Impressiona a capacidade mobilizadora da memória de um país. Por mais de duas décadas, a barbárie repressiva no Uruguay sempre foi negada pelas autoridades constituídas do país vizinho. Negava-se a existência dos chamados vôos da morte, e sempre se afirmou que a sanha repressiva era o estilo argentino de fazer política e operar militarmente estas vontades. Ajustes à parte, ta afirmação é falsa.
A idiossincrasia uruguaia tem seu que ver com a gaúcha com acento. Um tipo de zelo republicano e algo de interesse público, por mais manipulável que seja o ente estatal, em todos os momentos é abalada. Aliás, a frase acima é uma contradição em si; isto porque o gral de autonomização do Estado é sempre relativo das suas disputas intrínsecas. Seja este um Estado país, como o Uruguay; ou um Estado sub-nacional, como o Rio Grande.

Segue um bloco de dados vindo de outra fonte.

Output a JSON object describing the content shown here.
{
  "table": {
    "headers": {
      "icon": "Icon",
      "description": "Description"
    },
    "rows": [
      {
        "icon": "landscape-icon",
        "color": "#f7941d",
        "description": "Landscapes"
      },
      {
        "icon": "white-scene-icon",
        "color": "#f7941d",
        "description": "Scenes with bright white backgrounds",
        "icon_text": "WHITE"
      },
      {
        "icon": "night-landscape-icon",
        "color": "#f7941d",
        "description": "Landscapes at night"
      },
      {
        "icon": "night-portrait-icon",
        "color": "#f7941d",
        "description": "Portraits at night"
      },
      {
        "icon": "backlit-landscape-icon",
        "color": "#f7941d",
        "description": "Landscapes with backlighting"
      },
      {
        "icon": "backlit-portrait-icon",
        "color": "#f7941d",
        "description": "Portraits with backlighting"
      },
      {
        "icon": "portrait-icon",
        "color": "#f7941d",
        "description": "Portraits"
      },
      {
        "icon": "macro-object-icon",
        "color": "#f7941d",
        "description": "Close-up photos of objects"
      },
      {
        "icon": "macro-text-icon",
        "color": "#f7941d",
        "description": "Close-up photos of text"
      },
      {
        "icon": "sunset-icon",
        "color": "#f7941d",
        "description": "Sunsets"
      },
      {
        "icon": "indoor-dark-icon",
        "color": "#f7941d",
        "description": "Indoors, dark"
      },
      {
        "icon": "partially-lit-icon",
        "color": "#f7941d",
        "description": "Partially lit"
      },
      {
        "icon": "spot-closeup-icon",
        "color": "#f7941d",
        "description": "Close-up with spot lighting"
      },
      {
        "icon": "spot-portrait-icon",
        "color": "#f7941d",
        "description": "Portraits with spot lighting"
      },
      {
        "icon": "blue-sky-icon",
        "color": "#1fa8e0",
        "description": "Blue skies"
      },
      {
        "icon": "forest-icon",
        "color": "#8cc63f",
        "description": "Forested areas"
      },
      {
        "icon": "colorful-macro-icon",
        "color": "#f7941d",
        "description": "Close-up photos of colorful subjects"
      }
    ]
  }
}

Paixões movidas pela memória resgatada podem ser mais ou menos incendiarias de um pacto de não-agressão. Os militares, em geral, sã abandonados à sua própria sorte, com algo de camaradagem e cumplicidade por alguns, eu digo, alguns dos aliados civis e das transnacionais da área. O mesmo sentido de abandono fruto da mudança da política dos EUA nos anos ’70, quando da queda de Nixon e da posterior eleição de Jimmy Carter.
A reconstituição dos chamados vôos da morte, assunto umbilicalmente imbricado nas entranhas da política e da repressão da Banda Oriental, da Argentina e do Rio Grande, move a imaginação popular uruguaia de hoje. O governo frenteamplista, alinhado com uma postura entre Bachelet e Luiz Inácio, está vendo a bomba estourar e seu colo. A julgar pela postura de Lula, alguns arquivos serão abertos, mas não há de se mexer um dedo para derrubar a Lei de Caducidade, tipo de Lei da Obediência Devida, e que no Brasil foi abafada pela Anistia Ampla Geral e Irrestrita.